Factor Language Blog

Adventures with Cygwin on 64-bit Windows

Friday, November 23, 2007

Warning: this is a rant. If you don’t like rants, skip this post and look at my previous post, which is a lot more substantial than this one.

So at FactorCon 2007, Doug and I experimented with getting Factor going on 64-bit Windows XP. The Factor compiler and FFI is ready to go, and it should be an easy port in theory, but the only problem is that we have to compile the VM (which is written in C). And this isn’t trivial at all. Here is what we found:

  • First of all, Factor compiled with 32-bit Cygwin runs in 32-bit mode under “WoW emulation”, however certain features don’t work, for example UDP support. This is a bug in Windows and there’s nothing we can do; a C testcase demonstrates the problem quite clearly. The problem is not present in 64-bit mode.
  • Cygwin also ships with broken implementations of certain C runtime functions, such as _osf_openhandle(). We have a testcase which fails in Cygwin and works in Visual Studio (I reported the bug to the Cygwin guys.)
  • 32-bit Mingw is highly unstable on 64-bit Windows – you need an obscure workaround just to get it to run at all – however it does not suffer from the _osf_openhandle() bug. The UDP sockets problem is still there since its a Windows bug, not specific to Cygwin or Factor.
  • There’s a 64-bit Mingw port in progress, however we were unable to get it to work. Using optimization flags crashes gcc; without optimization flags gcc produces a non-functioning binary, and PE Explorer claims this binary is corrupt.
  • There are no plans at all to port Cygwin to 64-bit Windows.

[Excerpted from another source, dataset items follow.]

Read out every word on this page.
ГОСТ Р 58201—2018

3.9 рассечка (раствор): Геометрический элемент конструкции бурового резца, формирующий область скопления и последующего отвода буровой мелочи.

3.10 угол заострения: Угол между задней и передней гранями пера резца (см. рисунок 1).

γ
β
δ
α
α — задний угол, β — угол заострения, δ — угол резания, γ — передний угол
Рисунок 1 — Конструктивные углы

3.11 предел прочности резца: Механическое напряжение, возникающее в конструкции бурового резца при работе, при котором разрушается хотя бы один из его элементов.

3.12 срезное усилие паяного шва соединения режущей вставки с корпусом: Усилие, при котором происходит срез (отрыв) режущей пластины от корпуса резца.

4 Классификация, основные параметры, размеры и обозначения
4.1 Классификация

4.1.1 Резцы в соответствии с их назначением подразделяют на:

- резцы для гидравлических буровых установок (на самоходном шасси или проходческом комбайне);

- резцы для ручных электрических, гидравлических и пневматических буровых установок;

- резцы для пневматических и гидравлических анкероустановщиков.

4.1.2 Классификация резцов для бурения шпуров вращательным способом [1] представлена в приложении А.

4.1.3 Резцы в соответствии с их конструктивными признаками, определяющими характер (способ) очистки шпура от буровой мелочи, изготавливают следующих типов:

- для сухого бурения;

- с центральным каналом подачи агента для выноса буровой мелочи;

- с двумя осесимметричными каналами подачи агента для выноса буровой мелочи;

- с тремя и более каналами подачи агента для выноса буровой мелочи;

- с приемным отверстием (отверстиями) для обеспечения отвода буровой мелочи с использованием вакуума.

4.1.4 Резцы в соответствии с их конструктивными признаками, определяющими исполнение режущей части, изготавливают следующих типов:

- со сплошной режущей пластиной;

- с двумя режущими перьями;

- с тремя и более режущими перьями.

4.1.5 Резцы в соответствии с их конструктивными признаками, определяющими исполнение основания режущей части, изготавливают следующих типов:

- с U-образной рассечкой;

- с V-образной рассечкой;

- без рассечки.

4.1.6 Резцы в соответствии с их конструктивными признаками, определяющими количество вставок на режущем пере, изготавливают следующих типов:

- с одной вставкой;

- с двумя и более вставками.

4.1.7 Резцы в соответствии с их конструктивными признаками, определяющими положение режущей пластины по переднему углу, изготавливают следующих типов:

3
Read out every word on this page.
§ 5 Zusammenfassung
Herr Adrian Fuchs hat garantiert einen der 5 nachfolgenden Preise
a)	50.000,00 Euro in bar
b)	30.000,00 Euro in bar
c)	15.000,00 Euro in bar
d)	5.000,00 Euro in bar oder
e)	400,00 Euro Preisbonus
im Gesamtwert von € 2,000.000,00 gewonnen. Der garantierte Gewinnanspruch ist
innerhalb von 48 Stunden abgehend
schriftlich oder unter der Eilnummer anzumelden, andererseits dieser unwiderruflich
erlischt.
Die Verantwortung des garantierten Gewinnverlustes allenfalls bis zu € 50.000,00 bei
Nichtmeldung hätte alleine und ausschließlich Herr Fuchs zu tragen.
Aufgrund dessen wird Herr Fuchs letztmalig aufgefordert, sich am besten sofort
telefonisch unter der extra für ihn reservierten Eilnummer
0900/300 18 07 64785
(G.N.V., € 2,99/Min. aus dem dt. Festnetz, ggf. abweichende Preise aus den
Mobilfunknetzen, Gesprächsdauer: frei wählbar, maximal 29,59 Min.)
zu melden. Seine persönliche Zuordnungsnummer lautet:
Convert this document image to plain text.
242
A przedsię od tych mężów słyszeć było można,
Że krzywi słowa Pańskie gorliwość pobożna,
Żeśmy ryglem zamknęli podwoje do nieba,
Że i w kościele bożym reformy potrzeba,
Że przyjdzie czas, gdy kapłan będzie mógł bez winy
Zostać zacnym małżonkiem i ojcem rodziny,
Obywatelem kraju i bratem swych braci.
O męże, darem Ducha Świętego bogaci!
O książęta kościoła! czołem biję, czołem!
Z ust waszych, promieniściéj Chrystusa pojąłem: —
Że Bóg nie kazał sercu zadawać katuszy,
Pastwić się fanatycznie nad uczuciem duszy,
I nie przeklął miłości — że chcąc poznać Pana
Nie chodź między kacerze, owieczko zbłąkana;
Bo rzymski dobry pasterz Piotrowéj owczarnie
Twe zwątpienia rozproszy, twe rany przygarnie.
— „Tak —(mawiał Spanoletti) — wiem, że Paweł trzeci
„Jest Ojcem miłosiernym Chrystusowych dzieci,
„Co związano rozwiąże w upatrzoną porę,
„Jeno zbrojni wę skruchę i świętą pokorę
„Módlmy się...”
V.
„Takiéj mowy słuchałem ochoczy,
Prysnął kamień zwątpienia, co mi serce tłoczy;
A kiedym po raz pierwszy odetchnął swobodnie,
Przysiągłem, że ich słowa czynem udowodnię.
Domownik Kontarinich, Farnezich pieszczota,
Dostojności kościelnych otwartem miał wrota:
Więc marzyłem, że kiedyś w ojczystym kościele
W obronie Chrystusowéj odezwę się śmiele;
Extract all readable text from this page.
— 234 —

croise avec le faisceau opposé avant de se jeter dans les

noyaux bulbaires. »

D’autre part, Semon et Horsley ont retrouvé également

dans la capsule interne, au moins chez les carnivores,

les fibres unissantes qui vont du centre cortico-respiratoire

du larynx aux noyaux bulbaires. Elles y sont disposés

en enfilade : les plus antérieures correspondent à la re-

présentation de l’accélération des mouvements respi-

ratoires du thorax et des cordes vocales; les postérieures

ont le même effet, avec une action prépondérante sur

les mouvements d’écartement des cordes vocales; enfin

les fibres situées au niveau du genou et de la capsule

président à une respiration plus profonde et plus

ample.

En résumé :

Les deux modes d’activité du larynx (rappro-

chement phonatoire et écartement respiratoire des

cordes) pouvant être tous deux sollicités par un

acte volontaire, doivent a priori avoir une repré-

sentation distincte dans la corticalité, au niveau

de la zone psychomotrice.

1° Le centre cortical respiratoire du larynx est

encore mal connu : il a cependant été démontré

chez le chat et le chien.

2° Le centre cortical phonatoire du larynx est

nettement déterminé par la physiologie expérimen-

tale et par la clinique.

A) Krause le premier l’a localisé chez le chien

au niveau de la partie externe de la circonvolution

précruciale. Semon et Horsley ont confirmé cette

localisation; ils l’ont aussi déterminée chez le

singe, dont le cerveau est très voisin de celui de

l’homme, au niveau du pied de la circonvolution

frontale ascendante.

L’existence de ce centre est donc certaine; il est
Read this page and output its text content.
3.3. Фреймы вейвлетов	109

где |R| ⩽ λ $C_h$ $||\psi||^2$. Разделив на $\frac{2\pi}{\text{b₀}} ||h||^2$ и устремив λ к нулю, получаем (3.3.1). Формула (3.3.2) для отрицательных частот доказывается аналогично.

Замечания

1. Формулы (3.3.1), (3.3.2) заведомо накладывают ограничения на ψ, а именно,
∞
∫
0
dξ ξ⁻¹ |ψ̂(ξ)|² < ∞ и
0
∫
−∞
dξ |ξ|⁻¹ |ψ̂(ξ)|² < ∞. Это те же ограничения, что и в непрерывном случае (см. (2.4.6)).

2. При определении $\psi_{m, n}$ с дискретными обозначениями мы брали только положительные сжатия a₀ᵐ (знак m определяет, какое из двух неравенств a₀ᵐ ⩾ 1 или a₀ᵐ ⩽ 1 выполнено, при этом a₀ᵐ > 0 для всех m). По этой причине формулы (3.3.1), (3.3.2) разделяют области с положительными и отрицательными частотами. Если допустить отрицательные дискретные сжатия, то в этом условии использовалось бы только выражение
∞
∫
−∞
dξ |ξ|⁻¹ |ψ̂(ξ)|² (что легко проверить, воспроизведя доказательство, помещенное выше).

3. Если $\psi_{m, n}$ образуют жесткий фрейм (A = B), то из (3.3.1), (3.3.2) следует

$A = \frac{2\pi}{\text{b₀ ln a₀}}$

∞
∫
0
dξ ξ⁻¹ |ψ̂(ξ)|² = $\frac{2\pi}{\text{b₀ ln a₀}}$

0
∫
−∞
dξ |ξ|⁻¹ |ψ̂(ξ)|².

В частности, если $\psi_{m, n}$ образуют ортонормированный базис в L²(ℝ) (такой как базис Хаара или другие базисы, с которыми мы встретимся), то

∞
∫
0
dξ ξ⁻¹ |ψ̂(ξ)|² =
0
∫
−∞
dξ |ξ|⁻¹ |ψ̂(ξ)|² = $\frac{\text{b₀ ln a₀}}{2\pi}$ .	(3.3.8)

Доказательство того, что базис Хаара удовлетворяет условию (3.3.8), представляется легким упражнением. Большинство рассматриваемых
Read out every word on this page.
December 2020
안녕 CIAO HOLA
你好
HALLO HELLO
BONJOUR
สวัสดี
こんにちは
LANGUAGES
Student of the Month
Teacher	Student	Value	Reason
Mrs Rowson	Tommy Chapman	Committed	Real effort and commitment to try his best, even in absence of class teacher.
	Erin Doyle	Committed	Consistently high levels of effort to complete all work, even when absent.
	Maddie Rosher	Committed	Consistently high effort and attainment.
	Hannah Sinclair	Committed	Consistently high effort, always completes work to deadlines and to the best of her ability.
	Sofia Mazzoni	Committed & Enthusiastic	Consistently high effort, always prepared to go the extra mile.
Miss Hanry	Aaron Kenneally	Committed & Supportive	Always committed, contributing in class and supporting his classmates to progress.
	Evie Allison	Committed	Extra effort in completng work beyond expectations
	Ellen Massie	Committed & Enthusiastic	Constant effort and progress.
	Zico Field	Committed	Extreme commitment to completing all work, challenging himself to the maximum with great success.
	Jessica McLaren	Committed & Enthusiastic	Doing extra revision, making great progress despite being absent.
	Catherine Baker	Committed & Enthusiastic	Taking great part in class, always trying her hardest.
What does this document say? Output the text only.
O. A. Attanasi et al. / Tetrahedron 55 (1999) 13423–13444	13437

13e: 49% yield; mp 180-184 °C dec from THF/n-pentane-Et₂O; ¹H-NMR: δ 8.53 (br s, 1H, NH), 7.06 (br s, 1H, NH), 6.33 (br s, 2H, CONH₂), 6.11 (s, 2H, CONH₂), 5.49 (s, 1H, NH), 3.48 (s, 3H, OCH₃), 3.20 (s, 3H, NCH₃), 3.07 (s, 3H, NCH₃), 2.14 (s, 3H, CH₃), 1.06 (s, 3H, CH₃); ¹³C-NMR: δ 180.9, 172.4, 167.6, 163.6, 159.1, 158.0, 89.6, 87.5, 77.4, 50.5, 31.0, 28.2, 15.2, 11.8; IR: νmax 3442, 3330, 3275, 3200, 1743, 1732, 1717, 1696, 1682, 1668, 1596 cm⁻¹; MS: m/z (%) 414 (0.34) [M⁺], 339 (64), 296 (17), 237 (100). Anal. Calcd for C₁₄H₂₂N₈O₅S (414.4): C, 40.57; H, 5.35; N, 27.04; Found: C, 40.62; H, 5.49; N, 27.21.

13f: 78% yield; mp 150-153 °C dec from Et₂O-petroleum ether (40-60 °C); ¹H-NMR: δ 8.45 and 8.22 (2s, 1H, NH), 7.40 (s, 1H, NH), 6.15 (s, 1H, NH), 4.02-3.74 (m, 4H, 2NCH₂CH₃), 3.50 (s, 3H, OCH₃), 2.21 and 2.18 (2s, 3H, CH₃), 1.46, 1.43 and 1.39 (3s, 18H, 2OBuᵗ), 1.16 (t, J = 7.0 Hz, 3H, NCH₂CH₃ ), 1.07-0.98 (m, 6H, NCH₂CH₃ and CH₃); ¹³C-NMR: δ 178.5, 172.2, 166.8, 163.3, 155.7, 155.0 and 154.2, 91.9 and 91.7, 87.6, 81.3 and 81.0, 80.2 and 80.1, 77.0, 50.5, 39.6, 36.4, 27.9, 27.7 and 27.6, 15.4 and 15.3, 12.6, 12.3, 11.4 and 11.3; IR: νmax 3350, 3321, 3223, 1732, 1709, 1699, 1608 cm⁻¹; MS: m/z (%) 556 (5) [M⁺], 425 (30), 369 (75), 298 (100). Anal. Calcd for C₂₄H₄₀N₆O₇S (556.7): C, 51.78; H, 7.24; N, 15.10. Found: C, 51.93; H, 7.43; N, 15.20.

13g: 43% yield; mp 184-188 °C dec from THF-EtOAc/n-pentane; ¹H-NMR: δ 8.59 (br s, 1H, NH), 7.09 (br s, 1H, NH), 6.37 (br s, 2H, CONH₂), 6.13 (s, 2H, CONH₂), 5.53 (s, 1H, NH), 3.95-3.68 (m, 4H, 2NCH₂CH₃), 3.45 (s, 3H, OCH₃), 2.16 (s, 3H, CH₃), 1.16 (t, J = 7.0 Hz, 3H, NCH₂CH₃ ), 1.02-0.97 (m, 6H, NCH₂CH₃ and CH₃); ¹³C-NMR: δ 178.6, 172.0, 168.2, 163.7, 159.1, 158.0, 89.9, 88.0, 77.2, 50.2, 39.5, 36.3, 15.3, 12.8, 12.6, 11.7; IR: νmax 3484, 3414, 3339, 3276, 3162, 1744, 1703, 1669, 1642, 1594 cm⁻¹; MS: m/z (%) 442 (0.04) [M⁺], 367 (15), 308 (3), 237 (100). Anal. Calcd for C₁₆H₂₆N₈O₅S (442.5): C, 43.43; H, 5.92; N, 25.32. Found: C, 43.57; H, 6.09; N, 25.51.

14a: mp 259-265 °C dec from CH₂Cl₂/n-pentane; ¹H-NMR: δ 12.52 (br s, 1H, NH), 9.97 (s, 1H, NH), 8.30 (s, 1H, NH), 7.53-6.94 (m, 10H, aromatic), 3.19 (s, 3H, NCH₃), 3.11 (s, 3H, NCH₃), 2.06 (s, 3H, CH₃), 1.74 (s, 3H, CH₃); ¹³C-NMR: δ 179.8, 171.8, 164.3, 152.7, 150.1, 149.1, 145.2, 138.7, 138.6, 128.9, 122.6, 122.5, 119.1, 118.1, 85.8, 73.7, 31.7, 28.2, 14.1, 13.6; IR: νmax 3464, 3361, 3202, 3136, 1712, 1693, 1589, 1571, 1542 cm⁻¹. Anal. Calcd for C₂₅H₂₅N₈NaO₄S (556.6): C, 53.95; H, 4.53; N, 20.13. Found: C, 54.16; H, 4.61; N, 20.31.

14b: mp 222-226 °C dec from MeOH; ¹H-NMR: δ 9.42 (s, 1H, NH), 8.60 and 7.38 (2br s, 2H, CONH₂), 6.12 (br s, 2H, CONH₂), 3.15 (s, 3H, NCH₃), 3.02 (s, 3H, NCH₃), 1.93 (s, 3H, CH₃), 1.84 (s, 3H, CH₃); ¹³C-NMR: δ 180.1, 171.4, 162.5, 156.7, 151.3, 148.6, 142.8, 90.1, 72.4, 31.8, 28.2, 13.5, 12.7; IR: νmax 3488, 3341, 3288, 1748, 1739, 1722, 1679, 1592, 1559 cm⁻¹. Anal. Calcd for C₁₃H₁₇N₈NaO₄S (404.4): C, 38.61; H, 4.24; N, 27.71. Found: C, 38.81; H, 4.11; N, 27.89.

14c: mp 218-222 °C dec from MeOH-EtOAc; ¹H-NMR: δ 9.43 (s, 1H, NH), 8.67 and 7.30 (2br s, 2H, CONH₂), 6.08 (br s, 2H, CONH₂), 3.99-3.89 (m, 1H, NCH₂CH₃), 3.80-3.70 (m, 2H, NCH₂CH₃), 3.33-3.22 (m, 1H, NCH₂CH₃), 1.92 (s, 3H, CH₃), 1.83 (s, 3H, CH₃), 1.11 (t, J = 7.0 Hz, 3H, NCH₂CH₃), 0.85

So the executive summary is that we’re pretty much fucked when it comes to 64-bit Windows support, and all because I made a serious miscalculation and used GNU C extensions in the VM. I should have stuck with semi-portable C and then we could use Visual Studio…

If we could compile the Factor VM as a 64-bit binary, then porting the rest of Factor would be trivial; after all, we support Windows, and we support AMD64, and we’re awesome programmers. However, the GNU hippies fucked up once again and failed to deliver – AMD64 chips have been out since 2004 and Windows XP x64 edition was released at the start of 2005, but at the end of 2007, more than two years later, there is still no stable 64-bit GNU toolchain available for Windows.

I realize that this is all just people’s hobbies, they work on Cygwin/Mingw in their spare time, I shouldn’t expect timely releases or stability of any sort, etc. But hell, if you GNU people want “world domination”, if you want us to stop using Mac OS X, Windows and other commercial software, if you want market share greater than 0.00001%, if you want people to take GNU and Linux seriously, get to work and fix your shit. Thank you.